Han Sooyoung avanzó con determinación, pero Yoo Sangah se interpuso, bloqueando su camino con una resolución inquebrantable.

「Detente.」

「Apártate de mi camino. ¿Acaso anhelas tu propia aniquilación?」

「¿Por qué de repente te empeñas en asesinar a un niño común?」

「¿Un niño común?」 Han Sooyoung soltó una risa gélida, su dedo índice apuntando directamente hacia el infante.

「Te ordené que te detuvieras.」 En un movimiento fluido y letal, la daga de Yoo Sangah se posó con precisión amenazante sobre el cuello de Han Sooyoung. En respuesta, Han Sooyoung manifestó instantáneamente docenas de avatares, que surgieron de la nada.

Han Sooyoung profirió un gruñido de exasperación.

「Kim Dokja, explícalo de inmediato. Antes de que me dé la vuelta y extermine a todos los presentes.」

La situación había escalado hasta este punto crítico. Exhalé un suspiro pesado, una carga de resignación, y finalmente abrí la boca.

「Este niño…」

El infante me observó con una inocencia desarmante en sus ojos, y una punzada de urgencia se apoderó de mí.

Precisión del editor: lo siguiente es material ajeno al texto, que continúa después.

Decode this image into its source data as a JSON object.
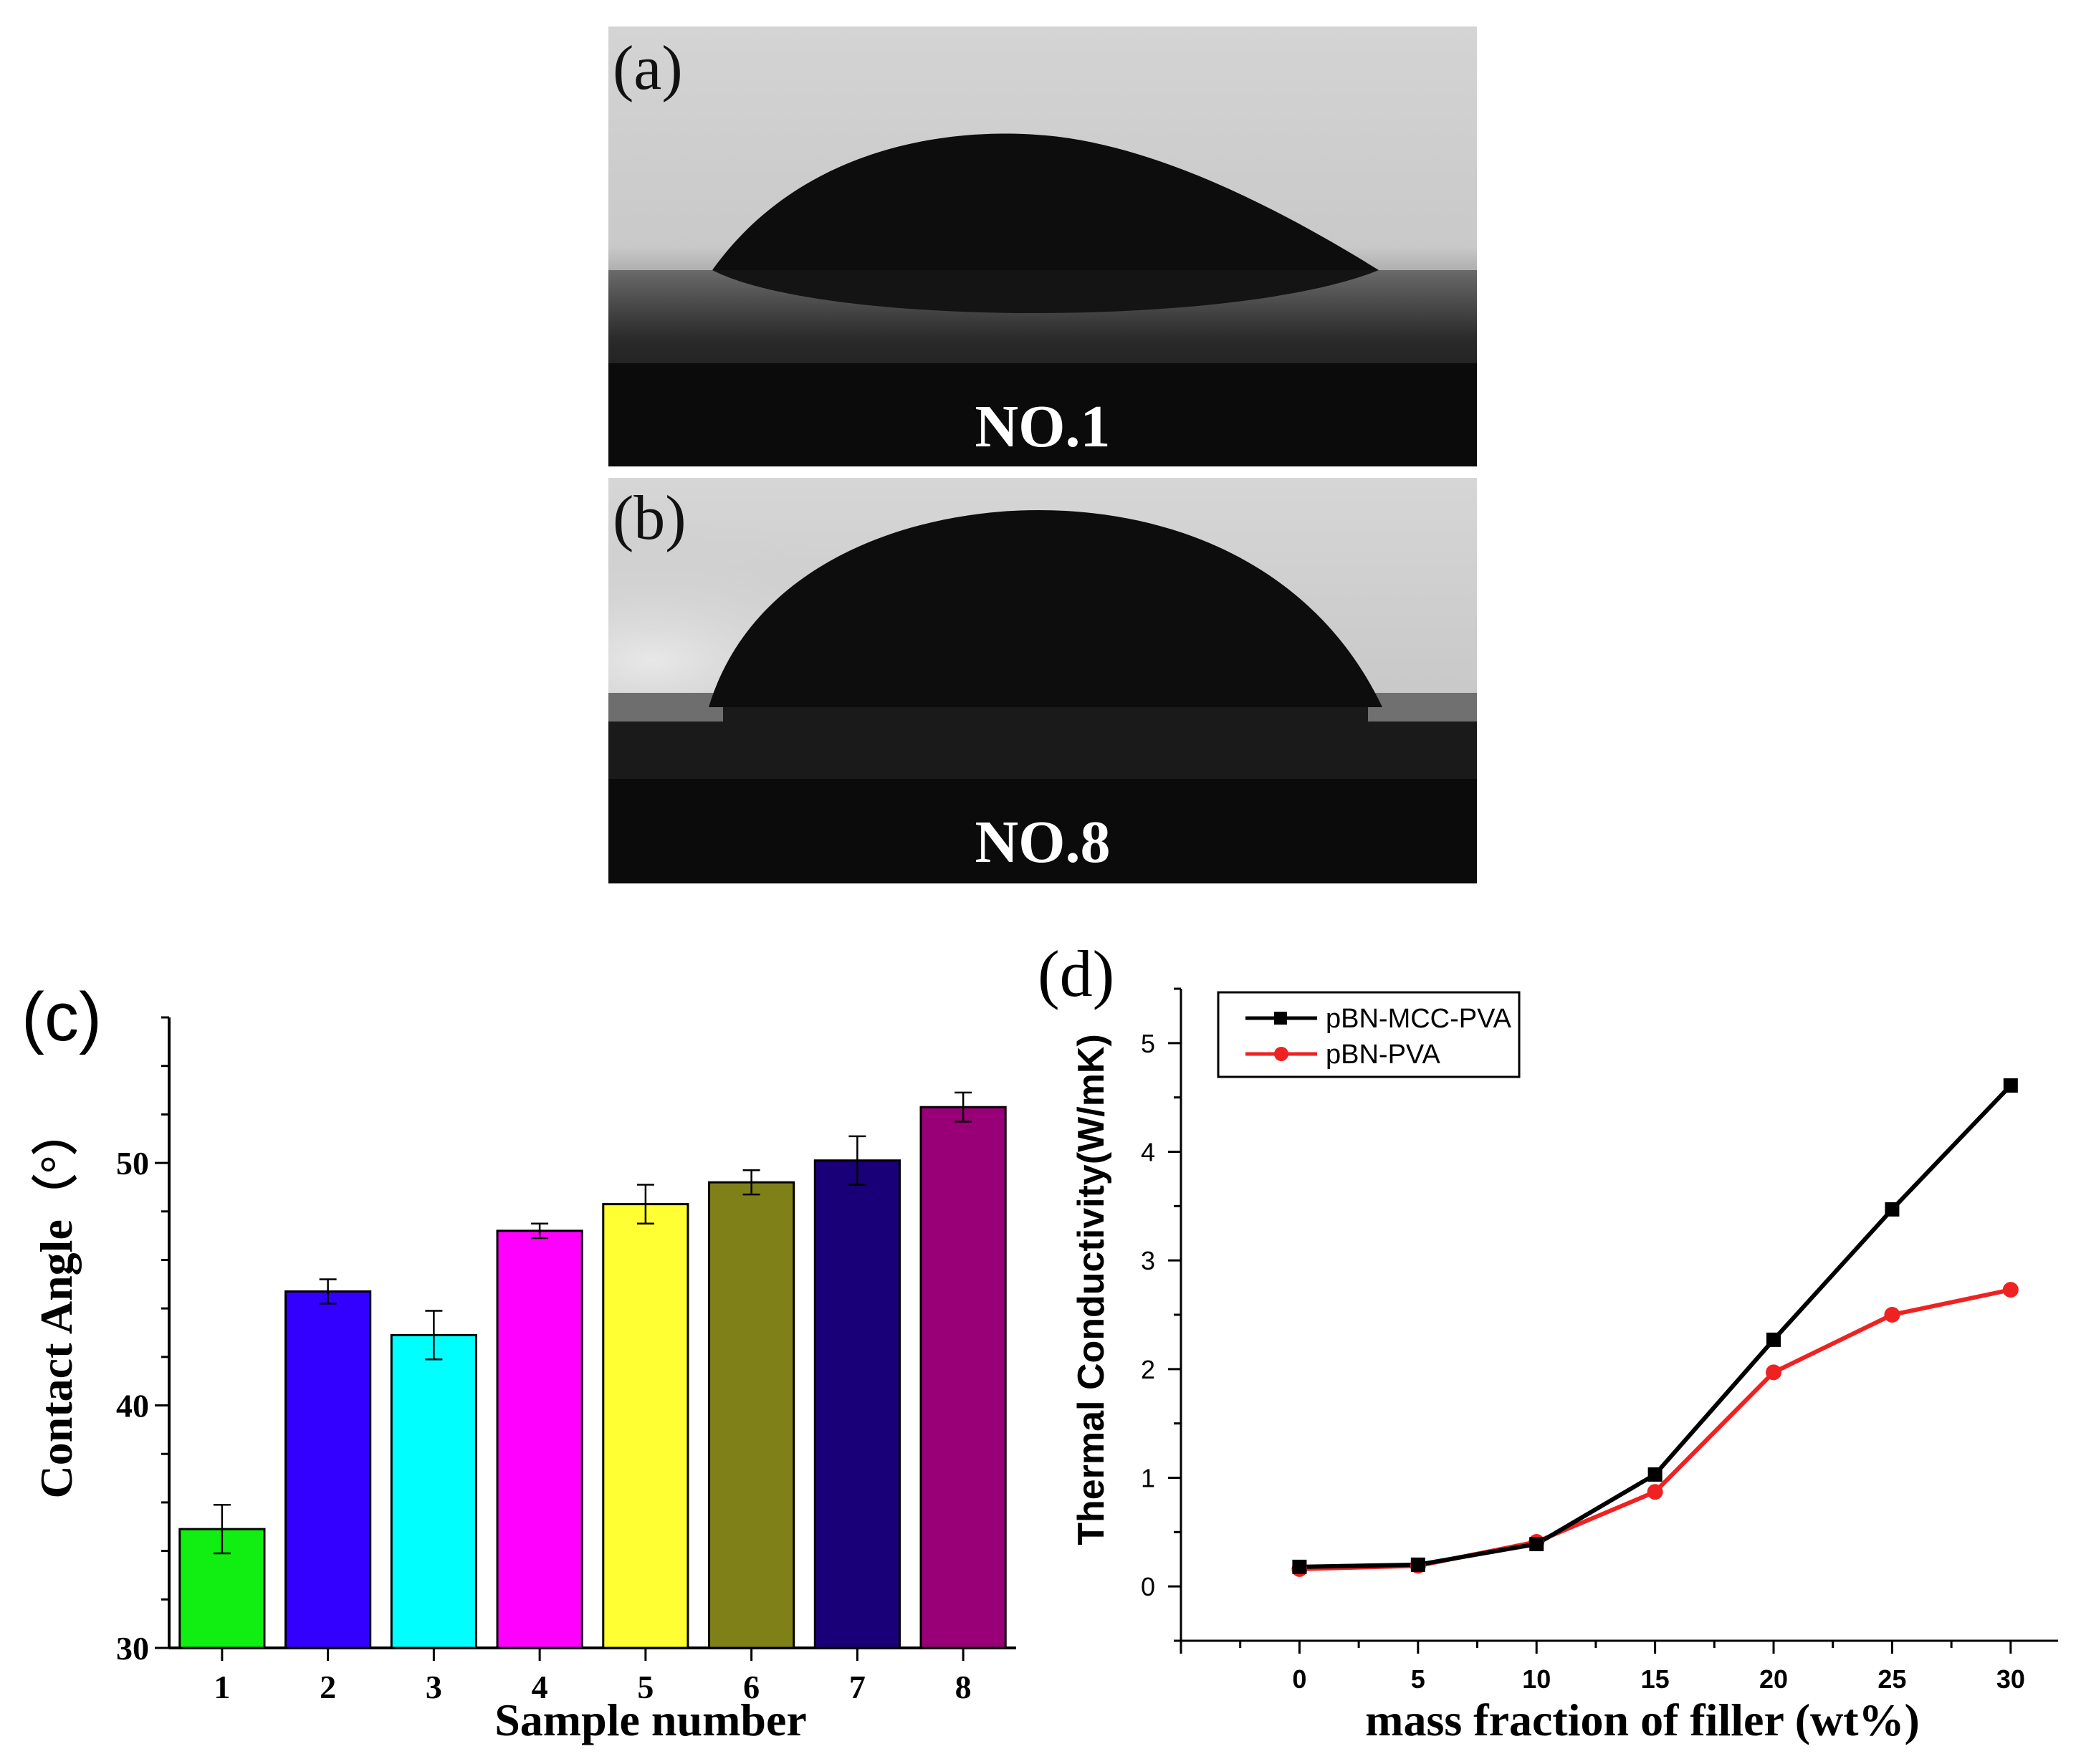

「…Dentro de cinco días, destruirá Seúl.」

Los ojos de Yoo Sangah se contrajeron con una mezcla de horror y comprensión. Si Han Sooyoung no hubiera descubierto la verdad, quizás habríamos podido eludir la confrontación, pero ahora, la realidad era ineludible.

Este maldito escenario jamás nos concedía los finales felices que tanto anhelábamos.

[La constelación 'Dragón de Llama Negra Abisal' exhibe una sonrisa maliciosa.]

[Numerosas constelaciones manifiestan un profundo interés en el desarrollo de este escenario.]

Hacía mucho tiempo que los mensajes de las constelaciones no resonaban con una animosidad tan palpable.